Манящая бездна ада | страница 45
И еще она повторяла: «Esbjerg er neerved kysten»,[17] и это особенно волновало Монтеса, хотя он и не понимал, что это значит; он говорил мне, что сам заражался желанием заплакать, которое чувствовал в голосе жены, когда она все это рассказывала тихо, с благоговением, какое невольно появляется во время молитвы. Повторяла снова и снова. Непонятные слова трогали его, вызывали жалость к жене — более крупной, чем он, более сильной, — и ему хотелось защитить и утешить ее, как заблудившуюся девочку. Мне кажется, дело было в том, что эта непонятная фраза казалась ему чем-то совсем далеким, совсем чужим, как бы исходящим из неизвестной части ее жизни. С этой ночи в нем зародилось чувство сострадания; оно все росло, как будто Кирстен была тяжело больна и с каждым днем становилась все слабее, и не было никакой надежды спасти ее.
Вот так он и пришел к мысли, что должен совершить великий подвиг, который принесет благо ему самому, поможет ему жить и будет служить утешением на долгие годы. Он задумал раздобыть деньги на поездку Кирстен в Данию. Наводить справки он стал еще до того, как по-настоящему решил это сделать, и выяснил, что двух тысяч песо будет достаточно.
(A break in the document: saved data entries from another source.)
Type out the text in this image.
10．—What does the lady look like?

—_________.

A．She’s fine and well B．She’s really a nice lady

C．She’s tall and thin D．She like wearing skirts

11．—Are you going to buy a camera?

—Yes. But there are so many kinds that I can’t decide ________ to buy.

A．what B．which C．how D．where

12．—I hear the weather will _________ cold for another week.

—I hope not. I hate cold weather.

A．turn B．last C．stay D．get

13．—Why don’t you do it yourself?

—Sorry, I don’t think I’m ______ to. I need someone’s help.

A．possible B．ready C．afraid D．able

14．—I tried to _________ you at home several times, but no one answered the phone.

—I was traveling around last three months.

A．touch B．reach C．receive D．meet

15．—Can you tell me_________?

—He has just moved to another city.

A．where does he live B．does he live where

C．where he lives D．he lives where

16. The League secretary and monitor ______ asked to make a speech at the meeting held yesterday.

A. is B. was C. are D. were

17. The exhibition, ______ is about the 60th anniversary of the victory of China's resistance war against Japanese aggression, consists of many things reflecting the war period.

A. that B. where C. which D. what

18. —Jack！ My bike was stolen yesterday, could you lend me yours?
Но даже теперь он не отдавал себе отчета в том, что у него появилась настоятельная необходимость раздобыть эти две тысячи песо. Вероятно, так оно и было, он сам и не понимал, что с ним происходит. Раздобыть две тысячи песо и сказать ей об этом субботним вечером, за столиком в дорогом ресторане, поднимая последний бокал отличного вина! Сказать об этом и увидеть по ее лицу, слегка раскрасневшемуся от еды и вина, что Кирстен ему не верит; в первую минуту она подумает, что он сочиняет, потом постепенно ее охватит восторг и воодушевление, потом польются слезы, и наконец она решит не принимать его дар. «Это у меня пройдет», — скажет она; а Монтес будет настаивать, пока не убедит ее, и убедит еще и в том, что не собирается расставаться с ней, а будет ждать ее здесь до самого возвращения.
В иные ночи, когда он думал в темноте о двух тысячах песо, о способах раздобыть их и представлял себе, как сидят они субботним вечером в укромном уголке у Скопелли, а он с серьезным лицом и легкой улыбкой в глазах начинает разговор, начинает с вопроса, в какой день хотела бы она сесть на пароход; в иные ночи, когда, прежде чем удавалось заснуть, ему снились ее сны, Кирстен снова заводила рассказ о Дании. Собственно, это была не Дания; только кусочек страны, маленький клочок земли, где она родилась, где научилась родному языку, где впервые танцевала с мужчиной и видела смерть тех, кого любила. Это было место, которое она потеряла, как теряют любимую вещь, и забыть его было невозможно. Она рассказывала ему и другие истории, но по большей части повторяла одни и те же, и Монтесу казалось, что он видит дороги, по которым она ходила, деревья, людей, животных.